The assignment of outcome metrics implies that we can anticipate
specific results. This works well at the level of mission-oriented
tasks such as increasing the accuracy of a thermometer. However,
much of discovery science involves the unexpected and the outcome
is simply unknown. For example, the measurement of atmospheric
carbon dioxide concentrations by C.D. Keeling eventually revealed
both an annual cycle and a decadal trend in atmospheric
composition, neither of which was the original goal of the
observation program.7 This remarkable achievement could have been
defeated by the strenuous application of outcome metrics aimed at
determining whether a reliable “baseline” CO2 level in the
atmosphere had been established.
It is difficult to conceive of metrics for serendipity, yet serendipity has resulted in numerous discoveries—from X-rays to Post-it adhesives. Great care must be taken to avoid applying measures that stifle discovery and innovation. The most suitable metrics may be related to process (e.g., the level of investment in discovery, the extent to which serendipity is encouraged, the extent to which curiosity-driven research is supported). The National Science Foundation is highly regarded for its ability to promote discovery science, and its research performance measures focus on processes for developing a scientifically capable work force and tools to enable discovery, learning, and innovation (Table 2.4).
6
For example, see Committee for Conservation of Antarctic Marine Living Resources, 2003, Report of the 22nd Meeting of the Scientific Committee, SC-CCAMLR-XXII, Hobart, Australia, 577 pp.

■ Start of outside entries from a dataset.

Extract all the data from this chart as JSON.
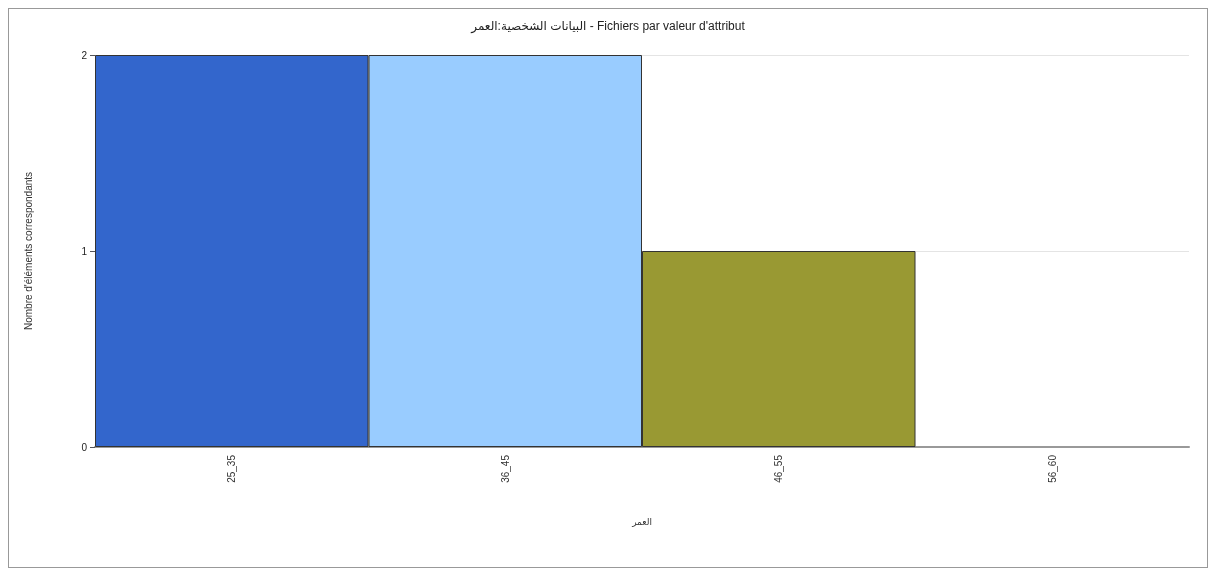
{
  "chart_data": {
    "type": "bar",
    "title": "البيانات الشخصية:العمر - Fichiers par valeur d'attribut",
    "xlabel": "العمر",
    "ylabel": "Nombre d'éléments correspondants",
    "categories": [
      "25_35",
      "36_45",
      "46_55",
      "56_60"
    ],
    "values": [
      2,
      2,
      1,
      0
    ],
    "colors": [
      "#3366cc",
      "#99ccff",
      "#999933",
      "#ffffff"
    ],
    "ylim": [
      0,
      2
    ],
    "yticks": [
      0,
      1,
      2
    ],
    "grid": "y"
  }
}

Metrics must evolve to keep pace with scientific progress and program objectives.
The development of metrics is a learning process. No one gets it
right the first time, but practice and adjustments based on
previous trials will eventually yield useful measures and show what
information must be collected to evaluate them. Metrics must also
evolve to keep pace with changes in program goals and objectives.
Scientific enterprises experience considerable evolution as they
move through various phases of exploration and understanding.
Metrics for newly created science programs, which focus on data
collection, analysis, and model development to increase
understanding, will tend to focus on process and inputs. As the
science matures and the resulting knowledge is applied to serve
society, metrics will focus more on outputs and, finally, on
outcomes and impacts. As science transitions from the discovery
phase to the operational or mission-oriented phase, the types of
metrics should also be expected to evolve.
11. The development and application of meaningful metrics will
require significant human, financial, and computational
resources.
The development and application of metrics, especially those that
focus on quality, is far from a bookkeeping exercise. Efforts to
assess programmatic plans, scientific progress, and outcomes
require substantial resources, including the use of experts to
carry out the reviews. Funding to support the logistics of the
reviews is also required. The CCSP strategic plan includes a
substantial number of assessments and a growing emphasis on
measurable outcomes. As these are implemented, the choice of
meaningful measures of progress must be deliberate. If the IPCC
process is a representative example, the growing emphasis on
assessments has the potential to increasingly divert resources from
research and discovery to assessment.